The NCSC published its SME guide to choosing and working with managed service providers on 24 November 2025. It is one of the clearest official checklists we have seen for organisations that rely on an MSP but still need better cyber accountability.

8 April 20263 min readBy Cyber Trust
Cyber Trust team working together around a laptop

The National Cyber Security Centre published its guide to choosing and working with a managed service provider on 24 November 2025, and it deserves more attention than it has had. Many mid-sized organisations still assume cyber responsibility transfers neatly to the MSP. The guide makes clear that it does not.

That matters because the real commercial problem is rarely whether an MSP exists. It is whether the customer can explain who patches what, who checks backups, who sees suspicious activity first, and who is responsible for client communications when something serious happens.

The strongest part of the guide

The strongest part of the NCSC document is its focus on contract clarity. It pushes organisations to ask for named responsibilities, incident reporting steps, logging expectations, review reporting, and least-privilege access. That is exactly where many otherwise decent IT relationships become vague and risky.

Questions worth asking your MSP now

  • How quickly are critical and high-risk patches applied, and how is that reported back to us?
  • When were backups last tested for restore, and what would recovery actually look like for our most important systems?
  • Which accounts your team uses to access our environment have stronger sign-in in place, and how are privileged accounts controlled?
  • What logs are kept, for how long, and how would we get access to them during an incident or an insurance claim?
  • Exactly how and how fast will you notify us if you suffer an incident that could affect our systems or data?

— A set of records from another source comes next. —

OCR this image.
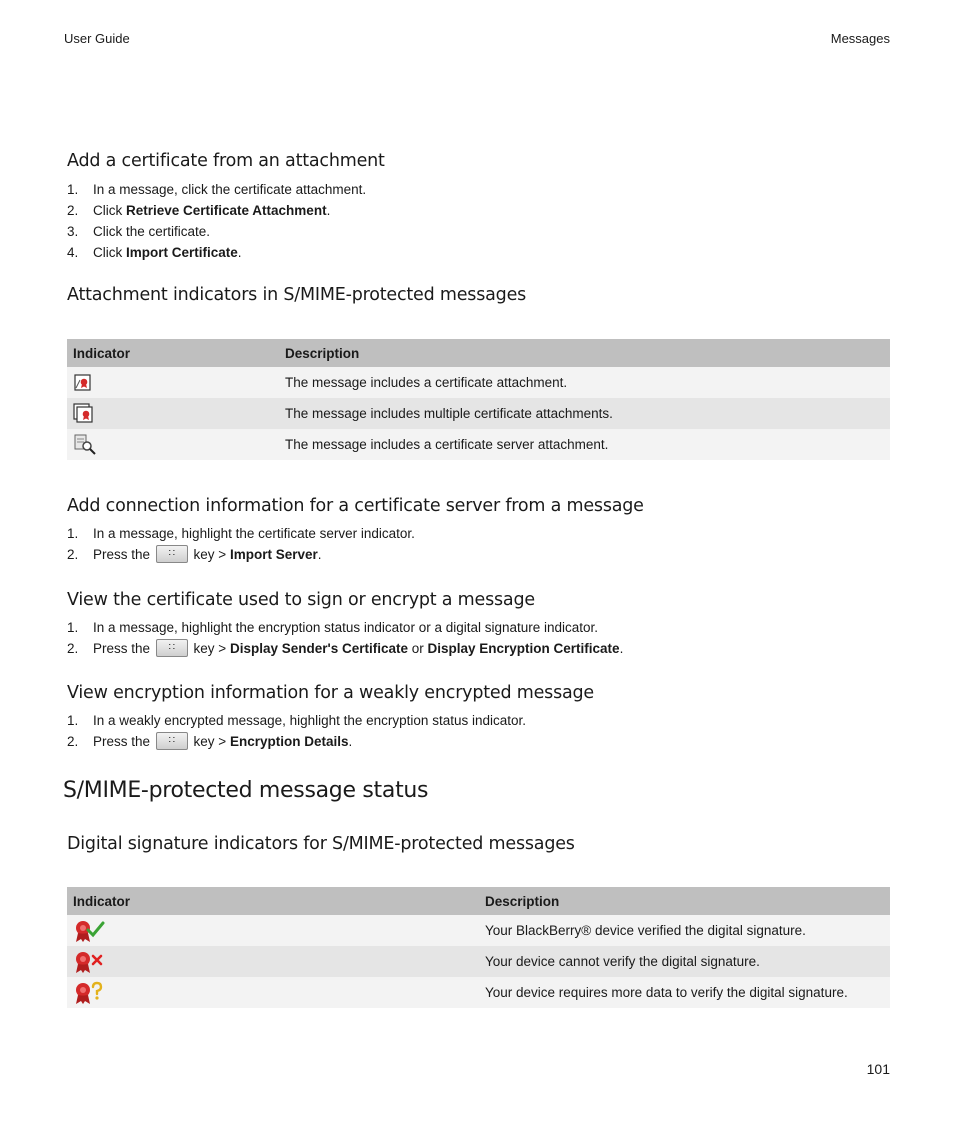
User Guide	Messages
Add a certificate from an attachment
1. In a message, click the certificate attachment.
2. Click Retrieve Certificate Attachment.
3. Click the certificate.
4. Click Import Certificate.
Attachment indicators in S/MIME-protected messages
Indicator	Description

	The message includes a certificate attachment.

	The message includes multiple certificate attachments.

	The message includes a certificate server attachment.
Add connection information for a certificate server from a message
1. In a message, highlight the certificate server indicator.
2. Press the ∷ key > Import Server.
View the certificate used to sign or encrypt a message
1. In a message, highlight the encryption status indicator or a digital signature indicator.
2. Press the ∷ key > Display Sender's Certificate or Display Encryption Certificate.
View encryption information for a weakly encrypted message
1. In a weakly encrypted message, highlight the encryption status indicator.
2. Press the ∷ key > Encryption Details.
S/MIME-protected message status
Digital signature indicators for S/MIME-protected messages
Indicator	Description

	Your BlackBerry® device verified the digital signature.

	Your device cannot verify the digital signature.

	Your device requires more data to verify the digital signature.
101
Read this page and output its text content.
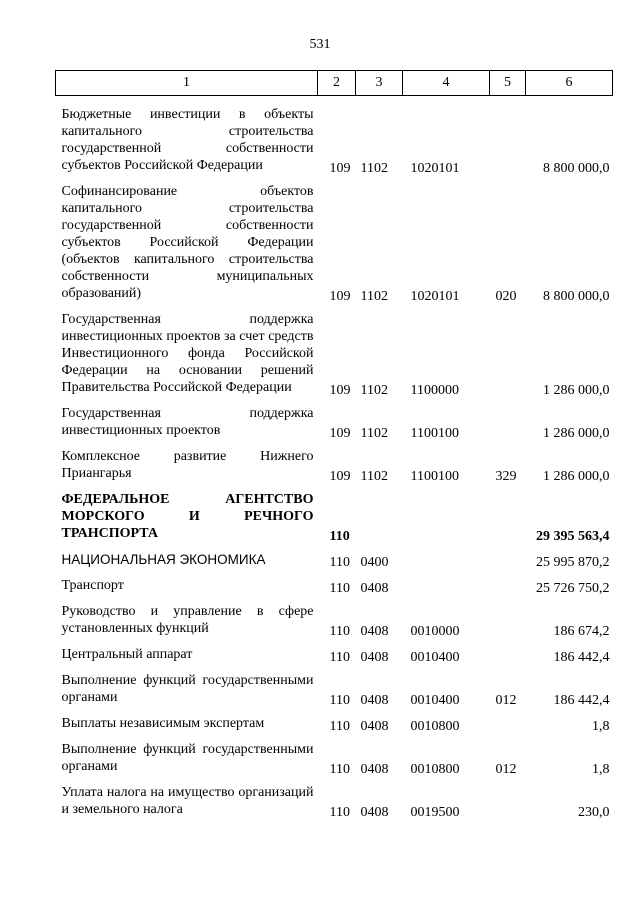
531
1	2	3	4	5	6

Бюджетные инвестиции в объекты капитального строительства государственной собственности субъектов Российской Федерации	109	1102	1020101		8 800 000,0
Софинансирование объектов капитального строительства государственной собственности субъектов Российской Федерации (объектов капитального строительства собственности муниципальных образований)	109	1102	1020101	020	8 800 000,0
Государственная поддержка инвестиционных проектов за счет средств Инвестиционного фонда Российской Федерации на основании решений Правительства Российской Федерации	109	1102	1100000		1 286 000,0
Государственная поддержка инвестиционных проектов	109	1102	1100100		1 286 000,0
Комплексное развитие Нижнего Приангарья	109	1102	1100100	329	1 286 000,0
ФЕДЕРАЛЬНОЕ АГЕНТСТВО МОРСКОГО И РЕЧНОГО ТРАНСПОРТА	110				29 395 563,4
НАЦИОНАЛЬНАЯ ЭКОНОМИКА	110	0400			25 995 870,2
Транспорт	110	0408			25 726 750,2
Руководство и управление в сфере установленных функций	110	0408	0010000		186 674,2
Центральный аппарат	110	0408	0010400		186 442,4
Выполнение функций государственными органами	110	0408	0010400	012	186 442,4
Выплаты независимым экспертам	110	0408	0010800		1,8
Выполнение функций государственными органами	110	0408	0010800	012	1,8
Уплата налога на имущество организаций и земельного налога	110	0408	0019500		230,0
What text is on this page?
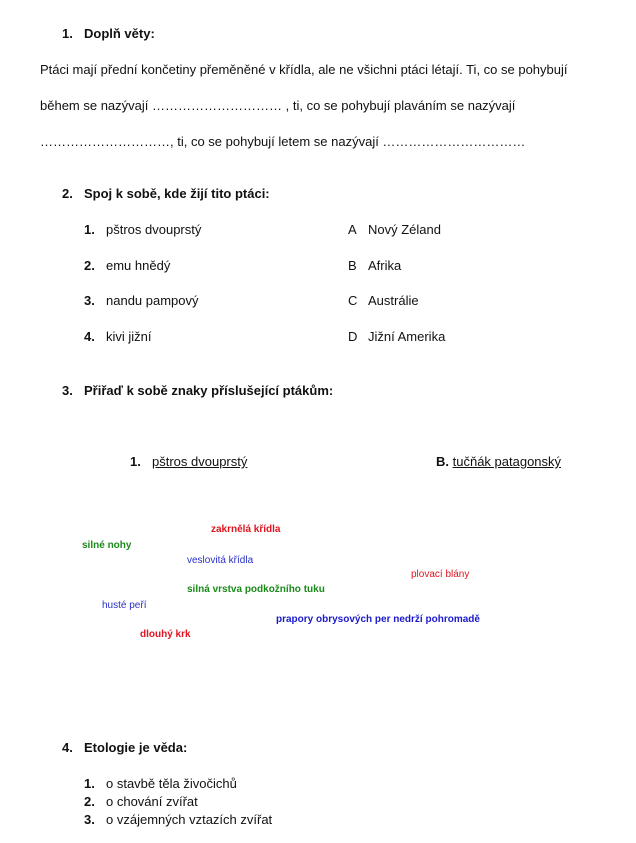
1. Doplň věty:
Ptáci mají přední končetiny přeměněné v křídla, ale ne všichni ptáci létají. Ti, co se pohybují
během se nazývají ………………………… , ti, co se pohybují plaváním se nazývají
…………………………, ti, co se pohybují letem se nazývají ……………………………
2. Spoj k sobě, kde žijí tito ptáci:
1. pštros dvouprstý
2. emu hnědý
3. nandu pampový
4. kivi jižní
A Nový Zéland
B Afrika
C Austrálie
D Jižní Amerika
3. Přiřaď k sobě znaky příslušející ptákům:
1. pštros dvouprstý	B. tučňák patagonský
zakrnělá křídla
silné nohy
veslovitá křídla
plovací blány
silná vrstva podkožního tuku
husté peří
prapory obrysových per nedrží pohromadě
dlouhý krk
4. Etologie je věda:
1. o stavbě těla živočichů
2. o chování zvířat
3. o vzájemných vztazích zvířat
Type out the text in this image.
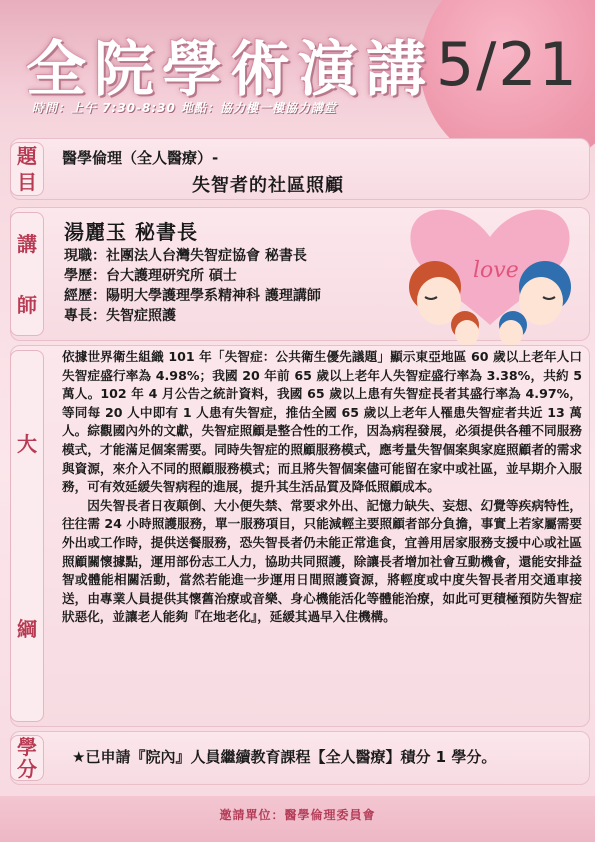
全院學術演講 5/21
時間：上午 7:30-8:30 地點：協力樓一樓協力講堂
題
目
醫學倫理（全人醫療）-
失智者的社區照顧
講
師
湯麗玉 秘書長
現職：社團法人台灣失智症協會 秘書長
學歷：台大護理研究所 碩士
經歷：陽明大學護理學系精神科 護理講師
專長：失智症照護
love
大
綱

依據世界衛生組織 101 年「失智症：公共衛生優先議題」顯示東亞地區 60 歲以上老年人口失智症盛行率為 4.98%；我國 20 年前 65 歲以上老年人失智症盛行率為 3.38%，共約 5 萬人。102 年 4 月公告之統計資料，我國 65 歲以上患有失智症長者其盛行率為 4.97%，等同每 20 人中即有 1 人患有失智症，推估全國 65 歲以上老年人罹患失智症者共近 13 萬人。綜觀國內外的文獻，失智症照顧是整合性的工作，因為病程發展，必須提供各種不同服務模式，才能滿足個案需要。同時失智症的照顧服務模式，應考量失智個案與家庭照顧者的需求與資源，來介入不同的照顧服務模式；而且將失智個案儘可能留在家中或社區，並早期介入服務，可有效延緩失智病程的進展，提升其生活品質及降低照顧成本。

因失智長者日夜顛倒、大小便失禁、常要求外出、記憶力缺失、妄想、幻覺等疾病特性，往往需 24 小時照護服務，單一服務項目，只能減輕主要照顧者部分負擔，事實上若家屬需要外出或工作時，提供送餐服務，恐失智長者仍未能正常進食，宜善用居家服務支援中心或社區照顧關懷據點，運用部份志工人力，協助共同照護，除讓長者增加社會互動機會，還能安排益智或體能相關活動，當然若能進一步運用日間照護資源，將輕度或中度失智長者用交通車接送，由專業人員提供其懷舊治療或音樂、身心機能活化等體能治療，如此可更積極預防失智症狀惡化，並讓老人能夠『在地老化』，延緩其過早入住機構。

學
分 ★已申請『院內』人員繼續教育課程【全人醫療】積分 1 學分。
邀請單位：醫學倫理委員會
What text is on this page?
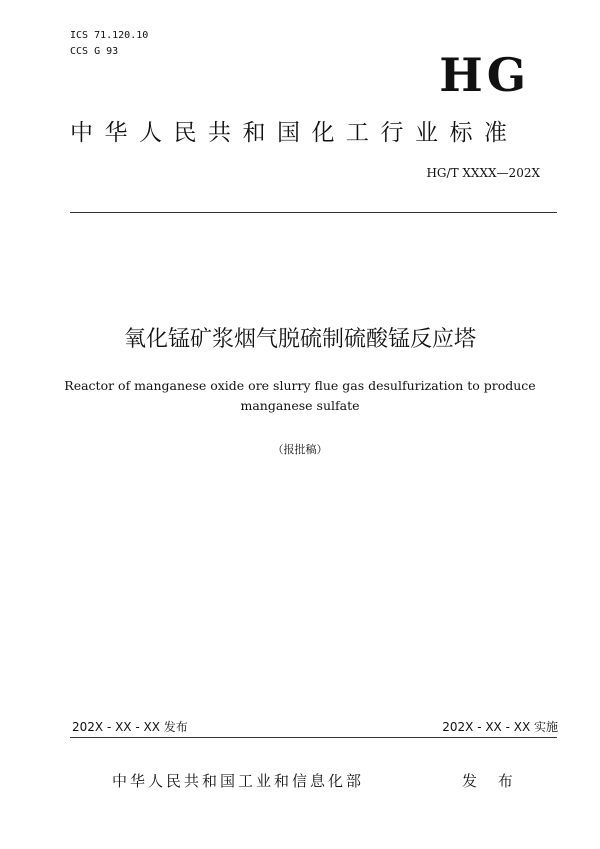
ICS 71.120.10
CCS G 93	HG
中华人民共和国化工行业标准
HG/T XXXX—202X
氧化锰矿浆烟气脱硫制硫酸锰反应塔
Reactor of manganese oxide ore slurry flue gas desulfurization to produce manganese sulfate
（报批稿）
202X - XX - XX 发布	202X - XX - XX 实施
中华人民共和国工业和信息化部	发 布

Why this matters for renewals and claims

The guide also makes a point many finance leaders will recognise immediately: insurers may ask for health reports, configuration evidence, and a clearer picture of how the environment is run. If your MSP relationship is light on evidence, renewal forms become guesswork and claims become harder to defend.

What good looks like

  • A written responsibility matrix rather than a general promise to keep things secure.
  • Regular reports that show patching, backups, alerts, and unresolved weaknesses in plain language.
  • An agreed escalation route for suspected incidents, including decision-makers on both sides.
  • A contract that is specific enough to support renewal answers, client due diligence, and post-incident evidence requests.

If you rely on an MSP, the question is not whether they are good people. It is whether your organisation could defend the arrangement under pressure. The NCSC guide is useful because it gives buyers a practical checklist for that conversation, and because it reminds leaders that outsourced IT still needs visible cyber ownership on the customer side.

An MSP can deliver day-to-day capability, but you still need enough clarity and evidence to stand behind your own security answers.